Verdi-Chef warnt eindringlich vor Einschnitte in die Sozialordnung

Im Nachgang zum Spitzentreffen von Bundesregierung und Sozialpartnern verdeutlicht Frank Werneke, der Vorsitzende der Dienstleistungsgewerkschaft Verdi, erneut seine Bedenken: Ein Sparkurs im Sozialbereich ist für ihn keine Option. Offen zeigt er, was für ihn zählt: Die Kernthemen der Gewerkschaft bleiben unverrückbar.
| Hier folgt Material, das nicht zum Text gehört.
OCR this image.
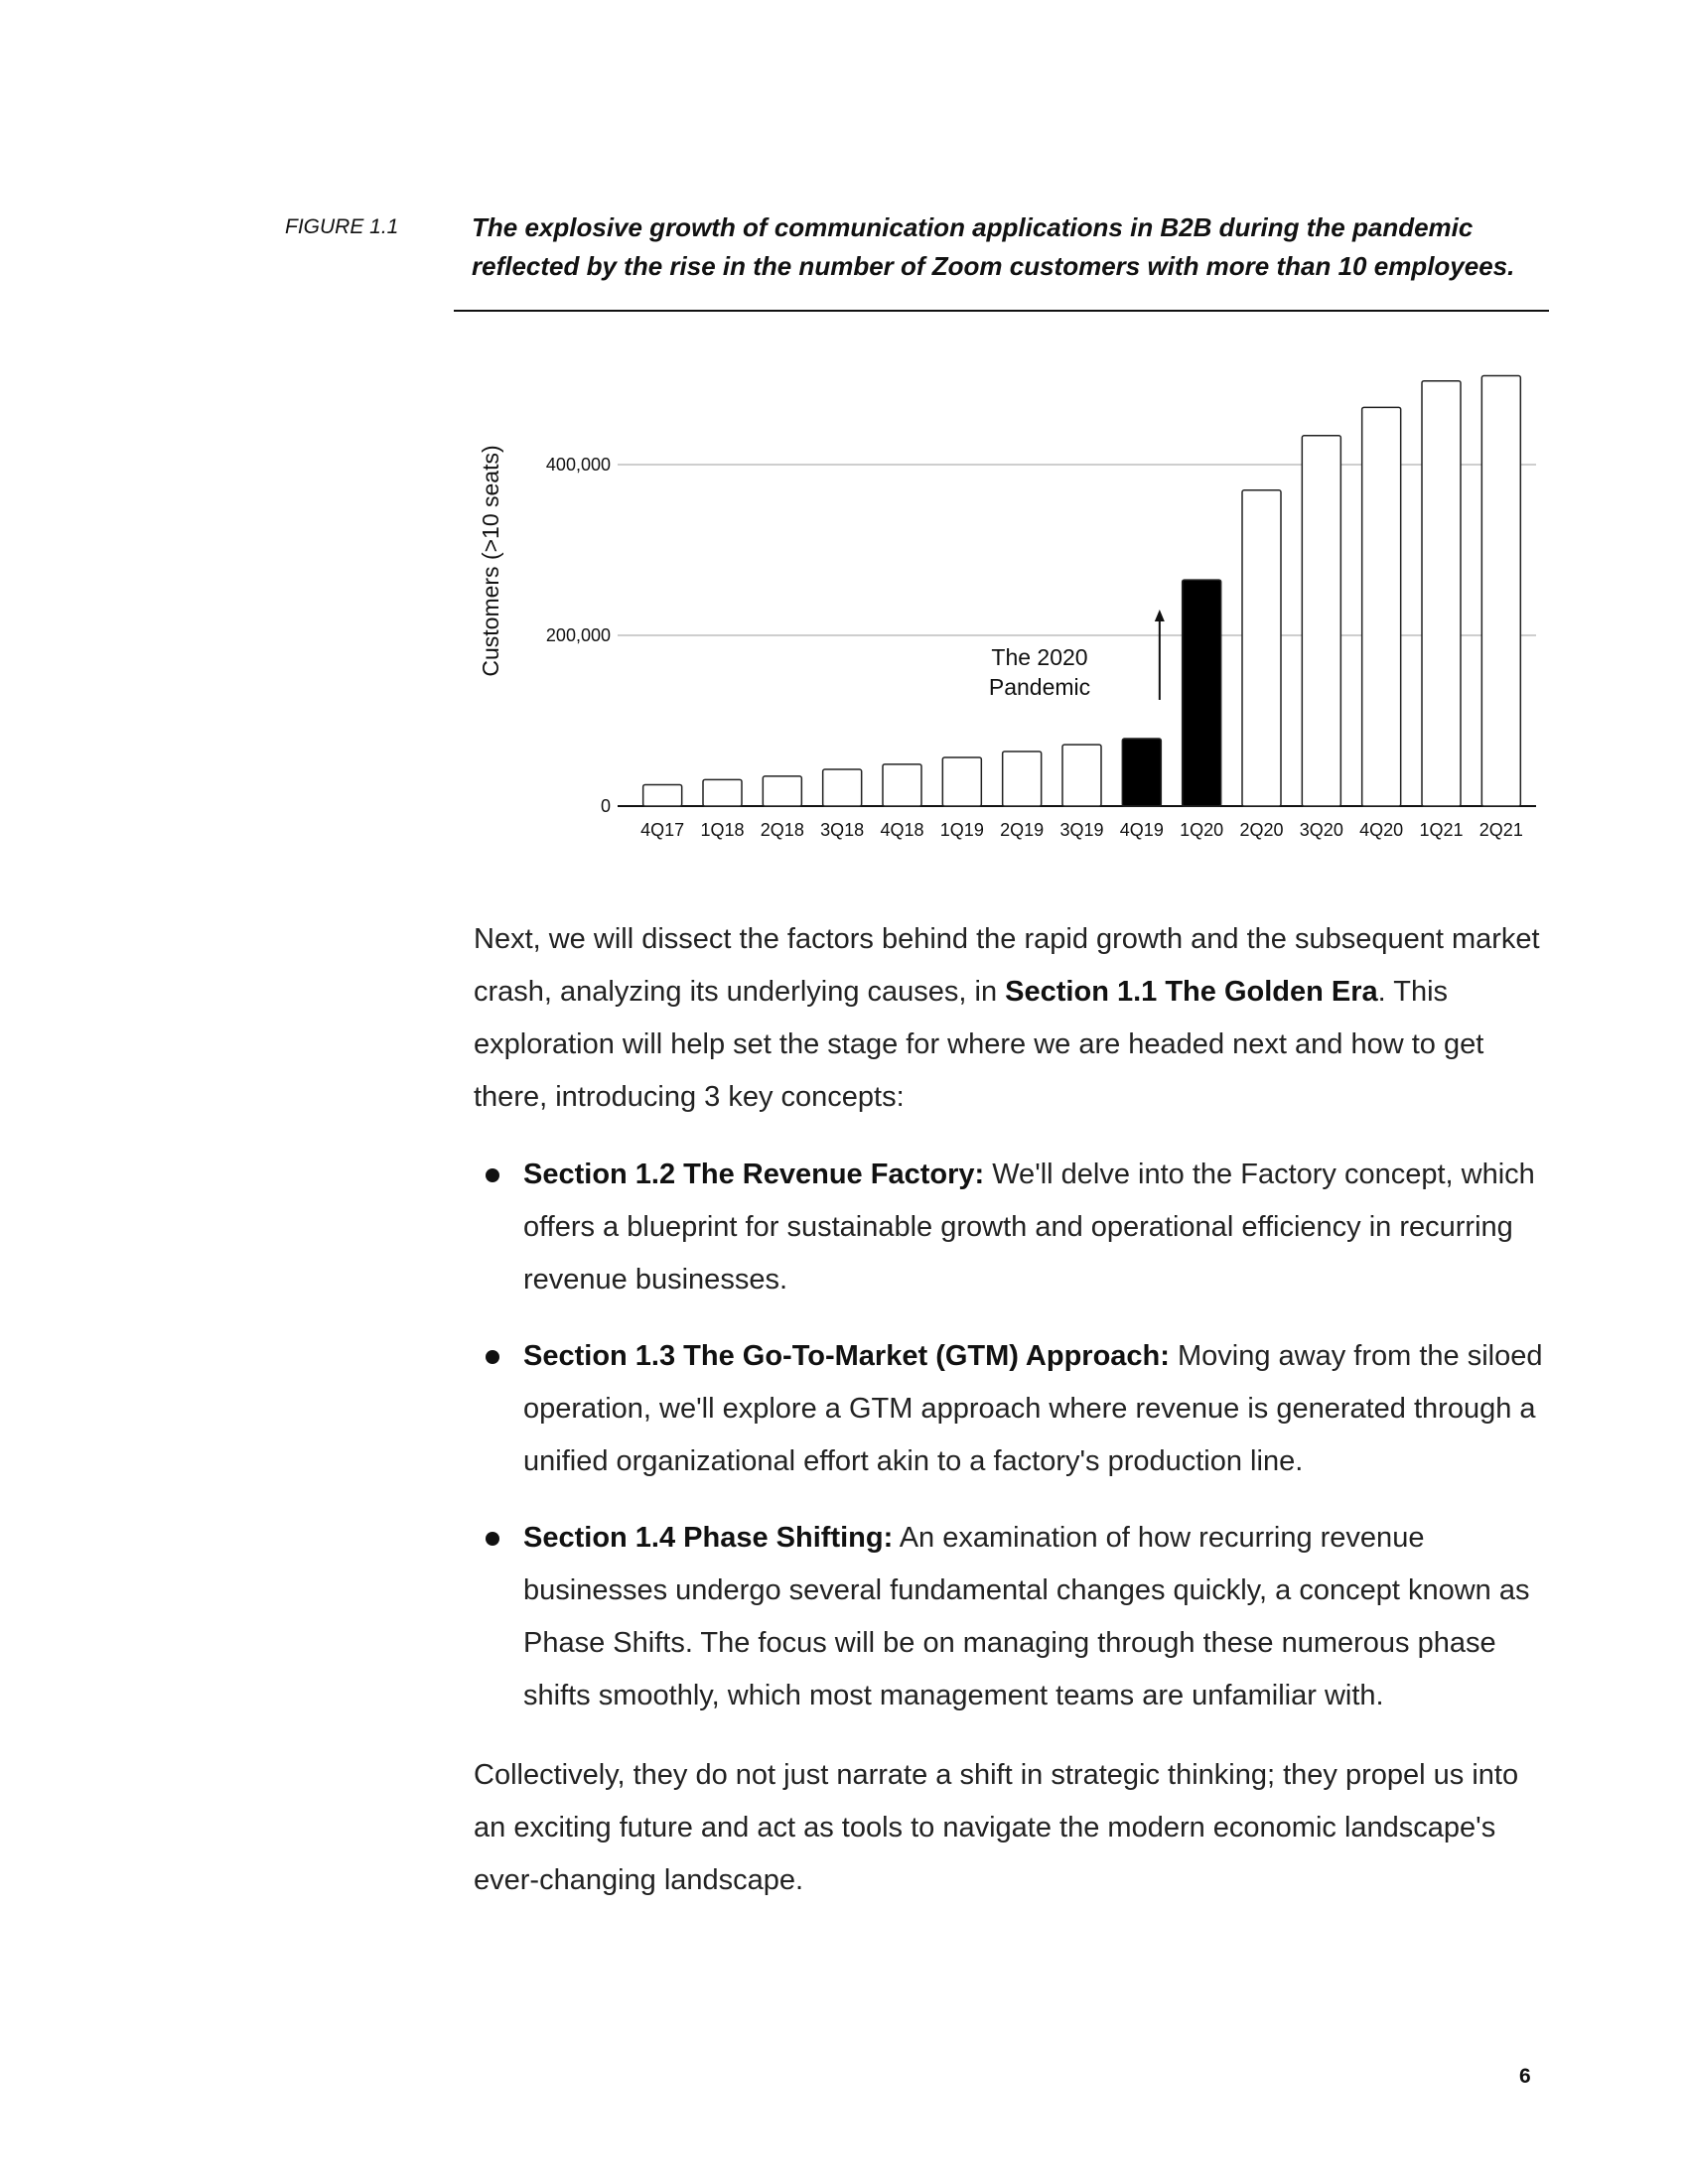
FIGURE 1.1	The explosive growth of communication applications in B2B during the pandemic reflected by the rise in the number of Zoom customers with more than 10 employees.
4Q17 1Q18 2Q18 3Q18 4Q18 1Q19 2Q19 3Q19 4Q19 1Q20 2Q20 3Q20 4Q20 1Q21 2Q21
0
200,000
400,000
Customers (>10 seats)	The 2020
Pandemic
Next, we will dissect the factors behind the rapid growth and the subsequent market crash, analyzing its underlying causes, in Section 1.1 The Golden Era. This exploration will help set the stage for where we are headed next and how to get there, introducing 3 key concepts:
Section 1.2 The Revenue Factory: We'll delve into the Factory concept, which offers a blueprint for sustainable growth and operational efficiency in recurring revenue businesses.
Section 1.3 The Go-To-Market (GTM) Approach: Moving away from the siloed operation, we'll explore a GTM approach where revenue is generated through a unified organizational effort akin to a factory's production line.
Section 1.4 Phase Shifting: An examination of how recurring revenue businesses undergo several fundamental changes quickly, a concept known as Phase Shifts. The focus will be on managing through these numerous phase shifts smoothly, which most management teams are unfamiliar with.
Collectively, they do not just narrate a shift in strategic thinking; they propel us into an exciting future and act as tools to navigate the modern economic landscape's ever-changing landscape.
6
heute 15:38 Uhr | 5 mal gelesen

Ganz ehrlich – dass Gewerkschaften und Arbeitgeber bei sozialen Themen wie Rente, Krankenversicherung oder dem Arbeitsmarkt selten einer Meinung sind, dürfte niemanden wirklich überraschen. Genau das bestätigte Frank Werneke jetzt noch einmal. Besonders bei der Frage der Arbeitszeit gehe die Schere zwischen beiden Seiten weiterhin weit auseinander. Werneke bleibt dabei: "Reformen, die praktisch nur Kürzungen bedeuten, lehnen wir ab. Sozialer Kahlschlag – das darf nicht die Antwort auf wirtschaftliche Schwierigkeiten sein." Stattdessen setzt er auf Maßnahmen, die die Kaufkraft stärken, um damit nachhaltiges Wachstum zu erzielen. Trotz aller Differenzen sei das Gespräch im Kanzleramt konstruktiv gewesen, berichtet Werneke. Die Spitzen der Ampel-Regierung hätten aufmerksam zugehört, meint er – aber jetzt sei erstmal die Politik am Zug: "Was immer beschlossen wird, wir werden das sehr genau prüfen und unsere Schlüsse daraus ziehen. Wir sind keine Schattenregierung und schreiben auch nicht das Gesetzbuch, aber unsere Stimme wird Gehör finden. Gespräche sind wir gewohnt, und wir haben keine Scheu, unsere Argumente einzubringen."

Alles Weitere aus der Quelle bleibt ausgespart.